Shi, Rongqi, He, Tianqi, Peng, Jie, Zhang, Yangjun, Zhuge, Weilin
Energy 2016 v.102 pp. 276-286
automobiles, energy efficiency, evaporation, heat, mass flow, mathematical models, systems engineering, temperature
In this study, a novel and practical design for an ORC (Organic Rankine Cycle) system is presented. It can be applied to waste heat recovery of unsteady heat sources, such as exhaust gas of automobile engines. According to the variation characteristics of exhaust gas temperature and mass flow rate, the EGMR (Exhaust Gas Mixture Recirculation) loop is designed.
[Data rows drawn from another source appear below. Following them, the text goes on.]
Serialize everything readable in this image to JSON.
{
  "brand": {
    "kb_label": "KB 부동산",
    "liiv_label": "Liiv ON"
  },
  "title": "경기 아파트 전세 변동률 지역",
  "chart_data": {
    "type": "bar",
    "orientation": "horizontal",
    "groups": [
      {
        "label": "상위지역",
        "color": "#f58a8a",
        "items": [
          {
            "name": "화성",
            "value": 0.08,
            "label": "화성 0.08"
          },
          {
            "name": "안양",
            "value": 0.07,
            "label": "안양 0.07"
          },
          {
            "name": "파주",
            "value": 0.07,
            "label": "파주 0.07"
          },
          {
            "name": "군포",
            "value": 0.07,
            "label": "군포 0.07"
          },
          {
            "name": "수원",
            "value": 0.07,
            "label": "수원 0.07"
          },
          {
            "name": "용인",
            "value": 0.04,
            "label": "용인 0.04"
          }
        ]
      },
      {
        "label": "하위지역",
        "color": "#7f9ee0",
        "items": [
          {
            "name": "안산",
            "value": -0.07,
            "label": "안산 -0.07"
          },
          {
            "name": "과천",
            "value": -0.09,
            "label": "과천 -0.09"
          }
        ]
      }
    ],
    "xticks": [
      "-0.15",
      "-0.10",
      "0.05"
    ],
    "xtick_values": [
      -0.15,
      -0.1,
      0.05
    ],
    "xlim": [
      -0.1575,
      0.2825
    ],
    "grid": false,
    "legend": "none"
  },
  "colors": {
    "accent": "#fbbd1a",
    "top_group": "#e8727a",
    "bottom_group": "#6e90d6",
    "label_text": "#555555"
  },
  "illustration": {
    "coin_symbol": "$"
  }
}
The exhaust gas flowing out of the evaporator is partially recovered and mixed with the real-time engine exhaust gas, and then led to recirculation in the evaporator. Moreover, an energy storage module is also introduced, which is simplified as a metal block with internal tubes. A control approach based on ADRC (Active Disturbance Rejection Control is established. It is composed of an outer sub-loop controller for the evaporating pressure, a control allocator for mass flow rate allocation of the exhaust gas, and an inner sub-loop controller for the valve openings. The system is evaluated according to the numerical simulations. The results show that it can work steadily and reliably. The control error of the evaporating pressure is lower than 0.1%, and the fluctuation of the superheating is less than 1 °C. Compared with the conventional ORC system, both the cycle and the overall energy efficiencies are increased significantly. Furthermore, since no extra thermodynamic cycle or working fluid is demanded, the system architecture is more practical and simpler than most previous designs of system improvement.